Anja Stahmann (Die Grünen) zweifelt an der Sicherheit in den Maghreb-Staaten

Stahmann bezweifelt Sicherheit in Maghreb-Staaten

Stahmann (Die Grünen) zweifelt an der Sicherheit in den Maghreb-Staaten. J Foto: I. Wagner/Archiv

Die Asylrechtsverschärfungen stoßen in vielen Bundesländern auf Skepsis, vor allem wenn sie wie Bremen rot-grün regiert werden. Bremens Sozialsenatorin Anja Stahmann (Grüne) warnt davor, geflüchtete Kinder erneut zu Opfern zu machen und hält auch die Maghreb-Staaten nicht für sicher.

Ihr Bürgermeister Carsten Sieling (SPD) hat Zweifel, ob Algerien, Tunesien und Marokko sichere Herkunftsländer sind. Sie auch? 

Die drei Maghrebländer zu sicheren Drittstaaten zu erklären, geht auf die bis heute nur teilweise aufgeklärten Übergriffe in der Silvesternacht in Köln zurück. Das ist in meinen Augen politischer Aktionismus, mit dem unsere Gesellschaft wieder ein Stückchen Humanität aufgibt. Eingeschränkte Meinungs- und Pressefreiheit, Berichte über Folter, autoritäre Regime zumindest in Marokko und Tunesien - ich würde mich in diesen Ländern nicht sicher fühlen.

Wie bewerten Sie denn die Zuzugsbegrenzung für minderjährige Flüchtlinge mit eingeschränktem Schutz?

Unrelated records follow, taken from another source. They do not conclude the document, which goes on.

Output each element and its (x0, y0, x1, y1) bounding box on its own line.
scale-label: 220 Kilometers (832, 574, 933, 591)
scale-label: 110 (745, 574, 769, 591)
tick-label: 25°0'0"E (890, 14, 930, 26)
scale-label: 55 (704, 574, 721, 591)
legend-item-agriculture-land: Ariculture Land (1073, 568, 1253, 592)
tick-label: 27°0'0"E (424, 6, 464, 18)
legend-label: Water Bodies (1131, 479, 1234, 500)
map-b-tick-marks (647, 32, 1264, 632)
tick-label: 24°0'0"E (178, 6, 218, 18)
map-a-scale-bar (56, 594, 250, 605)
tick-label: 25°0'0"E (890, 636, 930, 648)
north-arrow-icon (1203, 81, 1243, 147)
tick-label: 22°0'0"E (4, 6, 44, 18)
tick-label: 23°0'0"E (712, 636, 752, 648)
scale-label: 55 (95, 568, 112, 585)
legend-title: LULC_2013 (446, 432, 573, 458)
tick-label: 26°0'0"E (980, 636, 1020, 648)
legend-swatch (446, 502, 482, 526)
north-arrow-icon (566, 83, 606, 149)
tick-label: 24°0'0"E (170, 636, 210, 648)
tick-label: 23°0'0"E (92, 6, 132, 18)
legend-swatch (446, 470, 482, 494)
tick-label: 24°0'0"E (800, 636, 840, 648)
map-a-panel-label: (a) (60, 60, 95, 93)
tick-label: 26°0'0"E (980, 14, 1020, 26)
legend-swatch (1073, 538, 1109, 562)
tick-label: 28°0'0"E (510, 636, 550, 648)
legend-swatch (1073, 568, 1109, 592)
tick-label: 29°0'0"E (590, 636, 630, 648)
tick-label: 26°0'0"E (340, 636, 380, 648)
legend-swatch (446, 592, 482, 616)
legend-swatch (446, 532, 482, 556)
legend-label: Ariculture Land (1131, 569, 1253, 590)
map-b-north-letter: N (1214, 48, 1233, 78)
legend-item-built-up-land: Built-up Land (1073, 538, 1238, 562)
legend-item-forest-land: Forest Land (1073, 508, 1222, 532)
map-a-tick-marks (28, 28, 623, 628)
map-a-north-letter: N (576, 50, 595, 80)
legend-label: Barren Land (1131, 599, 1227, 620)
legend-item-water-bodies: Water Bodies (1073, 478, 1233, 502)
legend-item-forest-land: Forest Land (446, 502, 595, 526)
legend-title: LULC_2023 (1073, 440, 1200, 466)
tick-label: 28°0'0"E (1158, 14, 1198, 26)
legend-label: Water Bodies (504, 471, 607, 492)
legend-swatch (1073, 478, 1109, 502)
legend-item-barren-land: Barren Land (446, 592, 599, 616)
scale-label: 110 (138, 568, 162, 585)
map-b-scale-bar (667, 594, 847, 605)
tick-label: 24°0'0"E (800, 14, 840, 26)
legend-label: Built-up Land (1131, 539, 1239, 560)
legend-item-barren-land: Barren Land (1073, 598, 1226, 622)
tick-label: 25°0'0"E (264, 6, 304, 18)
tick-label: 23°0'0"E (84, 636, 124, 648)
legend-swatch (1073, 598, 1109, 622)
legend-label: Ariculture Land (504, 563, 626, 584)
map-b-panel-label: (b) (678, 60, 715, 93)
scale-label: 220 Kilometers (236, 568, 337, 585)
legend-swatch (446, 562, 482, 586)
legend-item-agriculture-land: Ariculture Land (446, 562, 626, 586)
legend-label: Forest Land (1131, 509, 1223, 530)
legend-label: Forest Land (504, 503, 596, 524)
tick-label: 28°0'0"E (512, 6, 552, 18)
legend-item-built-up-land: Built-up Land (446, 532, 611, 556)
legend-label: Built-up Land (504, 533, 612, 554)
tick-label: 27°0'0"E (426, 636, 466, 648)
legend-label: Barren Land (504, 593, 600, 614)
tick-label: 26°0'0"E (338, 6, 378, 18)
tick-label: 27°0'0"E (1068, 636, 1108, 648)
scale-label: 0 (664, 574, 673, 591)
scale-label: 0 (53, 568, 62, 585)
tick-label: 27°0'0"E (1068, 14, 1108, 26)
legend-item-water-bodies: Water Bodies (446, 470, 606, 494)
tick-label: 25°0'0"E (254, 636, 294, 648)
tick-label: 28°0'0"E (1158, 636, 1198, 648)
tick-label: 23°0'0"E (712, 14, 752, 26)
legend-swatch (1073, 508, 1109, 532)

Ich kann das nicht gutheißen. Jugendliche sind besonders schutzbedürftig, wenn sie alleine im Ausland sind. Das Jugendamt prüft immer, ob eine Familienzusammenführung im Interesse des Kindeswohls ist. Es kommt nicht oft vor, dass es die Familie des Kindes nachholt. Aber wenn, dann hat das einen guten Grund. Dass das nun nicht mehr möglich sein soll, macht Kinder und Jugendliche zum Opfer von Symbolpolitik.

Es handelt sich ja um eine sehr betreuungs- und auch kostenintensive Flüchtlingsgruppe ... 

... stimmt, aber das bewegt sich in dem finanziellen Rahmen, den wir für andere Jugendliche auch haben. Wir rechnen mit 3500 Euro im Monat für einen unbegleiteten Minderjährigen.

Wie kommt die gemeinsam mit Hamburg geplante geschlossene Einrichtung für straffällige minderjährige Flüchtlinge voran? 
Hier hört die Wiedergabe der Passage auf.